Version information plays an important role in spreadsheet understanding, maintaining and quality improving. However, end users rarely use version control tools to document spreadsheet version information. Thus, the spreadsheet version information is missing, and different versions of a spreadsheet coexist as individual and similar spreadsheets. Existing approaches try to recover spreadsheet version information through clustering these similar spreadsheets based on spreadsheet filenames or related email conversation. However, the applicability and accuracy of existing clustering approaches are limited due to the necessary information (e.g., filenames and email conversation) is usually missing. We inspected the versioned spreadsheets in VEnron, which is extracted from the Enron Corporation. In VEnron, the different versions of a spreadsheet are clustered into an evolution group.
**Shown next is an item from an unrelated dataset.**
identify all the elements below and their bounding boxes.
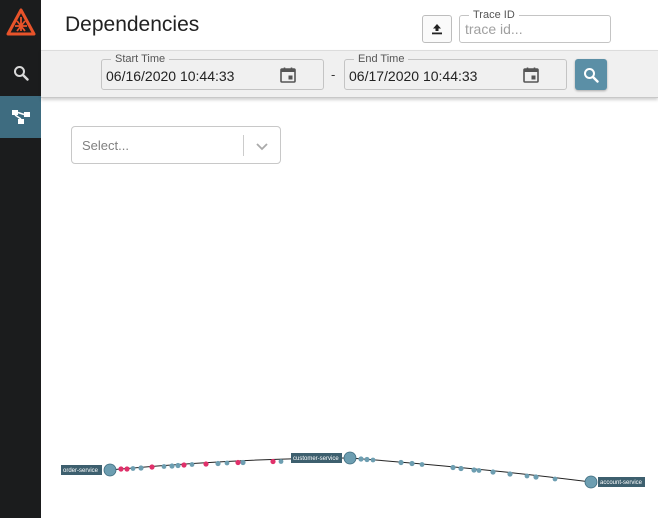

We observed that the versioned spreadsheets in each evolution group exhibit certain common features (e.g., similar table headers and worksheet names). Based on this observation, we proposed an automatic clustering algorithm, SpreadCluster. SpreadCluster learns the criteria of features from the versioned spreadsheets in VEnron, and then automatically clusters spreadsheets with the similar features into the same evolution group. We applied SpreadCluster on all spreadsheets in the Enron corpus. The evaluation result shows that SpreadCluster could cluster spreadsheets with higher precision and recall rate than the filename-based approach used by VEnron. Based on the clustering result by SpreadCluster, we further created a new versioned spreadsheet corpus VEnron2, which is much bigger than VEnron. We also applied SpreadCluster on the other two spreadsheet corpora FUSE and EUSES. The results show that SpreadCluster can cluster the versioned spreadsheets in these two corpora with high precision.